Seaweed is an ocean plant full of beneficial vitamins and minerals. Harvesting of seaweed has been occurring in Asia for over 2000 years, where it is part of regular diets. It is common to find seaweed as a wrapper for sushi, and the plant also makes a healthy salad.
Identification
Several types of seaweed grow deep in the ocean, all with similar health benefits. The variety commonly used for salad tends to be green or a mixture of green and brown or purple. Chopping raw seaweed and mixing it with a light dressing is one way to consume the product. Raw seaweed chopped for salad has a smooth texture with a surprising crunch. This salad digests easily, making the nutrients readily available to the body.
Nutrition
Seaweed is a high fiber food with high levels of calcium, iron and magnesium. This nutritious food is also a good source of vitamins A, B and C and folic acid.
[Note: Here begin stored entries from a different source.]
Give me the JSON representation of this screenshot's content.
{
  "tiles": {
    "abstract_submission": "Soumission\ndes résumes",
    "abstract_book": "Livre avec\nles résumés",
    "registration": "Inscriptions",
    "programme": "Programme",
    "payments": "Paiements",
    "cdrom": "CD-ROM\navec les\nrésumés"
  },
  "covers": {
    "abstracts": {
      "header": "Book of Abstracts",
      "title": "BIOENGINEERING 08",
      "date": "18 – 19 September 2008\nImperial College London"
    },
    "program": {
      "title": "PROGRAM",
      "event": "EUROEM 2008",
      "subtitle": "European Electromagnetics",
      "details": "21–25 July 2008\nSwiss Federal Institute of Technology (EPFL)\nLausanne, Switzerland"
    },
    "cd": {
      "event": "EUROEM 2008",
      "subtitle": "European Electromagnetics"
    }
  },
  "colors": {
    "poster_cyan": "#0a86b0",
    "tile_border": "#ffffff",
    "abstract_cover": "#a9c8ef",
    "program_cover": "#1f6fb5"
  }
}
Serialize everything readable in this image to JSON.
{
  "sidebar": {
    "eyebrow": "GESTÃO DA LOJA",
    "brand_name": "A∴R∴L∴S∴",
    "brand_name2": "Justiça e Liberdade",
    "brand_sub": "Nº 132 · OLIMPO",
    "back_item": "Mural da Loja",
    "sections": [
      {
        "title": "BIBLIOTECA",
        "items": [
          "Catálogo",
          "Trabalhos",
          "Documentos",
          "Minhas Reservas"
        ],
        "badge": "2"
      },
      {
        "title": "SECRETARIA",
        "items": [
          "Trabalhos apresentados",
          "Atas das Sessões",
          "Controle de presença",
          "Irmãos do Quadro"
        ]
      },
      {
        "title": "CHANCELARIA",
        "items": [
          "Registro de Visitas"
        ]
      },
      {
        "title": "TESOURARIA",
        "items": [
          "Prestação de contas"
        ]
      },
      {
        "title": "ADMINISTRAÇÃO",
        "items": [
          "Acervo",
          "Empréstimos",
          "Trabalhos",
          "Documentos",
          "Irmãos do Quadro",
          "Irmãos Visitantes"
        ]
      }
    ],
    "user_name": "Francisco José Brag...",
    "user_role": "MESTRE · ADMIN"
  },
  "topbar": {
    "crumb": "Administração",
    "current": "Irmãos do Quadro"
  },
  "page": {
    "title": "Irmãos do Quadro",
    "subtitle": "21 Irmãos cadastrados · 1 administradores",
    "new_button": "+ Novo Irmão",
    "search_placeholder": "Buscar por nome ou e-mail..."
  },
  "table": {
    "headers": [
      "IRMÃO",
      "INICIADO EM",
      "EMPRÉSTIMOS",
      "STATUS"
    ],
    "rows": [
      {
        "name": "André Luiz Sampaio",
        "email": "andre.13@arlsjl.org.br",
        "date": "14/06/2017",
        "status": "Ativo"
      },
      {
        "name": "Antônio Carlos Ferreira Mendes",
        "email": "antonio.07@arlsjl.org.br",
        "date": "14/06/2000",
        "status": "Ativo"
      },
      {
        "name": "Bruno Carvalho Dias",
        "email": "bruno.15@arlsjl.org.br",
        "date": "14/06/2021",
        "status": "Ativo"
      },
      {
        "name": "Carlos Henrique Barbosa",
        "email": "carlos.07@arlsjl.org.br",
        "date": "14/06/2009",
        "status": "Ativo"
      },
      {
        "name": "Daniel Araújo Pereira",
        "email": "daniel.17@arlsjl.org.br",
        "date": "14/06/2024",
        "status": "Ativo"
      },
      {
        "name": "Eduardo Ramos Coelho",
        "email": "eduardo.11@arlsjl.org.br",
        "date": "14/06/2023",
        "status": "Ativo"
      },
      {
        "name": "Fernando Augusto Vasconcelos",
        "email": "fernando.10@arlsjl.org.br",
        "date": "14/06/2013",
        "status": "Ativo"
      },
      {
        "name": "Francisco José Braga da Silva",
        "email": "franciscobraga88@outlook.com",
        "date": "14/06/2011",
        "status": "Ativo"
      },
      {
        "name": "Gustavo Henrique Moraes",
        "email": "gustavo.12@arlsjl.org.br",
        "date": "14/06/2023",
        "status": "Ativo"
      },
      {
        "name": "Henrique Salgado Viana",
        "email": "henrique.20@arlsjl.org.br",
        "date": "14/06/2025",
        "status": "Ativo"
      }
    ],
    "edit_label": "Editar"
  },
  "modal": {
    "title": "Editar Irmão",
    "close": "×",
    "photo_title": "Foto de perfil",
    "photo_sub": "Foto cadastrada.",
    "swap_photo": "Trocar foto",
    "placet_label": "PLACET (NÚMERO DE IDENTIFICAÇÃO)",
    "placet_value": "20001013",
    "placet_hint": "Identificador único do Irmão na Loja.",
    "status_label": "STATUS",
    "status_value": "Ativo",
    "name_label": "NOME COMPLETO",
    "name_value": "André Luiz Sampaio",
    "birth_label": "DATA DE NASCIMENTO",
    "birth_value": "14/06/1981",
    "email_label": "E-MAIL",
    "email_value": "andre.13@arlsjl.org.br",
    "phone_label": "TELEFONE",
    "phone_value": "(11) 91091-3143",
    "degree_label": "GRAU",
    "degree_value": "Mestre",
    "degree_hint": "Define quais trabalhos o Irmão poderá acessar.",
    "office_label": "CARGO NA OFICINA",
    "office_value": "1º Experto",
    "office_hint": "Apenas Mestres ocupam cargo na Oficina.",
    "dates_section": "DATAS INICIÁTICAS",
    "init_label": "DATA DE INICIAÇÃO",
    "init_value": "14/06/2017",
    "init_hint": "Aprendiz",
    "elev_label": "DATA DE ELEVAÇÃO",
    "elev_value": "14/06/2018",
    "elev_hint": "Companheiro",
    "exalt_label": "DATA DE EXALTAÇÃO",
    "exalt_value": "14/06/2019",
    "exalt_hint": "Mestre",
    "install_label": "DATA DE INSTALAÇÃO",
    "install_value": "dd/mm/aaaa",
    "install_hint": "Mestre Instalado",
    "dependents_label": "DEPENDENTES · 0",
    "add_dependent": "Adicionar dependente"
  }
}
Seaweed contains incomplete protein, with a lower value than legumes and other comparable food items. Adding protein, such as eggs, fish or other meat, to the salad creates a dish high in vitamins, minerals and protein.
Health Benefits
There are several seaweed types for a salad. Dark-colored seaweeds have chelating agents to help boost the immune system and eliminate toxins from the body. Seaweed is low in calories, making the salad a healthy option when prepared with other low calorie and low fat ingredients. All seaweed types are high in iodine, which lowers the risks of iodine deficiency and goiter.
Salad Ingredients
Healthy ingredients in a seaweed salad make it a good option as a side dish. A low calorie recipe for seaweed salad contains raw seaweed mixed with a small amount of sugar, sesame oil, sesame seeds, tamari and lemon juice. Letting the salad rest in a refrigerator for two hours allows the flavors to blend for a tasty dish.